Ich bin auch gerne am Meer, das Foto von Ban Krut das Dieter gestern gepostet hat macht doch schon was her, meine Kragenweite. Aber ich brauch das auch nicht immer. Genauso wie Party, Rummel, Shopping,  ich bin leidenschaftlich gerne auf Märkten egal ob der große Wochenendmarkt in BKK, der eine oder andere Nachtmarkt, Straßenmärkte oder die Shoppingmalls. aber ich muss nicht jeden Tag einen Markt haben. Abwechslung ist das Stichwort.
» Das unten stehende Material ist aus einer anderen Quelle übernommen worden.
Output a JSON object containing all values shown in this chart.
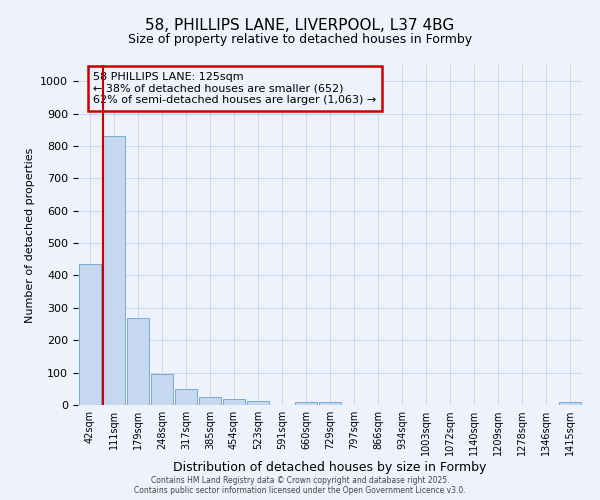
{
  "title1": "58, PHILLIPS LANE, LIVERPOOL, L37 4BG",
  "title2": "Size of property relative to detached houses in Formby",
  "xlabel": "Distribution of detached houses by size in Formby",
  "ylabel": "Number of detached properties",
  "bar_labels": [
    "42sqm",
    "111sqm",
    "179sqm",
    "248sqm",
    "317sqm",
    "385sqm",
    "454sqm",
    "523sqm",
    "591sqm",
    "660sqm",
    "729sqm",
    "797sqm",
    "866sqm",
    "934sqm",
    "1003sqm",
    "1072sqm",
    "1140sqm",
    "1209sqm",
    "1278sqm",
    "1346sqm",
    "1415sqm"
  ],
  "bar_values": [
    435,
    830,
    270,
    95,
    50,
    25,
    18,
    12,
    1,
    10,
    10,
    1,
    1,
    0,
    0,
    0,
    0,
    0,
    0,
    0,
    8
  ],
  "bar_color": "#c5d8f0",
  "bar_edge_color": "#7aaad0",
  "bg_color": "#eef2fb",
  "grid_color": "#c8d8f0",
  "vline_x": 0.55,
  "vline_color": "#cc0000",
  "ylim": [
    0,
    1050
  ],
  "yticks": [
    0,
    100,
    200,
    300,
    400,
    500,
    600,
    700,
    800,
    900,
    1000
  ],
  "annotation_title": "58 PHILLIPS LANE: 125sqm",
  "annotation_line2": "← 38% of detached houses are smaller (652)",
  "annotation_line3": "62% of semi-detached houses are larger (1,063) →",
  "annotation_box_color": "#cc0000",
  "footer1": "Contains HM Land Registry data © Crown copyright and database right 2025.",
  "footer2": "Contains public sector information licensed under the Open Government Licence v3.0."
}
Und im Gegensatz zur vielgeschmähten Landbevölkerung des Isaan, der nichts anderes übrig bleibt als da zu wohnen, können wir wechseln.

----------


## odd

... ob im Isaan zu leben koennen...

Dieses Argument ist genauso hanselig (sorry falsches Forum) als wenn ich sagen wuerde, im Sueden lebt es sich gefaehrlich.

Z.B. Khorat ist im Grunde abwechslungsreicher als z.B. Surat oder auch Nakhon Si Thammarat, nur eben mit den Vorteilen, nahe am Meer zu liegen.

----------

> ...Es gibt aber auch Gegenden im Isaan, auch da kenne ich die eine oder andere, da gehts mir wie Dieter, da möchte ich nicht tot über dem Zaun hängen. Einfach nur öde...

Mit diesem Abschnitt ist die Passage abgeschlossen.